富士フイルムビジネスイノベーション、中小企業のセキュリティ強化へ 脆弱性対策とバックアップを一体提供

富士フイルムビジネスイノベーションは4月20日、中堅・中小企業向けITサポートサービス「IT Expert Services」の新ラインアップとして、セキュリティ対策を強化する2つのサービスを提供開始した。新たに追加されたのは、Windows PCの脆弱性対策を支援する「OSパッチ適用サポート(PC)」と、データ消失時の復旧を支援する「クラウドバックアップサービス 500GB」である。
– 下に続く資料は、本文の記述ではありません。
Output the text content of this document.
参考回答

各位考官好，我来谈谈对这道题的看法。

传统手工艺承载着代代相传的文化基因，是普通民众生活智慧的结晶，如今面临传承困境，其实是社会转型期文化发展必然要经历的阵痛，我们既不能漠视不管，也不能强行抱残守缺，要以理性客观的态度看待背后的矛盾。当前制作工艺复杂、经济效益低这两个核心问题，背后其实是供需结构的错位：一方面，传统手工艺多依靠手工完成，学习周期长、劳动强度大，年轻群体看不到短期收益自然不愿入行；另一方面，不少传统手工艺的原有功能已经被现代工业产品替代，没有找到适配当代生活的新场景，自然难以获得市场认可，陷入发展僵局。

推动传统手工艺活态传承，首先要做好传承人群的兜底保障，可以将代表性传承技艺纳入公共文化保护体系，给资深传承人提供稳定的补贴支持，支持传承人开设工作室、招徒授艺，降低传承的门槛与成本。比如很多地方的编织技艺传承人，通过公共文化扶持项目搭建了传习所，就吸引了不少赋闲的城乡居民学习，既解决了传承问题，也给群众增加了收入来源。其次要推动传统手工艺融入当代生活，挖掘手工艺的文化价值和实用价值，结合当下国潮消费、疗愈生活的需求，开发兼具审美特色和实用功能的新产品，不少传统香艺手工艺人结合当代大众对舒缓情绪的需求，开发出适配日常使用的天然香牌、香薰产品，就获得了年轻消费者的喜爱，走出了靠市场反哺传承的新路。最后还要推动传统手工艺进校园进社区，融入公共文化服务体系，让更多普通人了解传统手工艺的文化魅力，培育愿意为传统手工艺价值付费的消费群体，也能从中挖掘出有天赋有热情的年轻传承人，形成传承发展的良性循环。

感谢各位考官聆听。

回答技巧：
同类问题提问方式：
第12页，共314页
同社はこれまで、サイバー攻撃の兆候検知やリスク可視化を中心としたサービスを提供してきたが、今回の拡充により、攻撃を未然に防ぐ対策から被害発生後の復旧までを一体的にカバーできる体制を整えた。

「OSパッチ適用サポート(PC)」では、マイクロソフトが提供するWindowsの更新プログラムを計画的に適用し、セキュリティホールの放置を防止する。適用状況は月次レポートで可視化され、複数拠点に分散したPC環境でも一元管理が可能となる。また、年1回の大型アップデートについては事前検証プロセスを設けることで、不具合リスクを抑えた運用を支援する。

一方、「クラウドバックアップサービス 500GB」は、PCやサーバーのデータをクラウド上に定期保存することで、ランサムウェアなどによるデータ破壊や、災害・誤操作による消失に備える仕組みだ。復旧時にはサービスデスクがフォルダー単位でリストアを行い、迅速な業務再開を後押しする。

近年、サイバー攻撃の高度化やIT環境の複雑化を背景に、中小企業においても包括的なセキュリティ対策の必要性が高まっている。今回のサービス拡充は、こうしたニーズに対応し、限られたリソースでも実効性の高いセキュリティ運用を実現する狙いがある。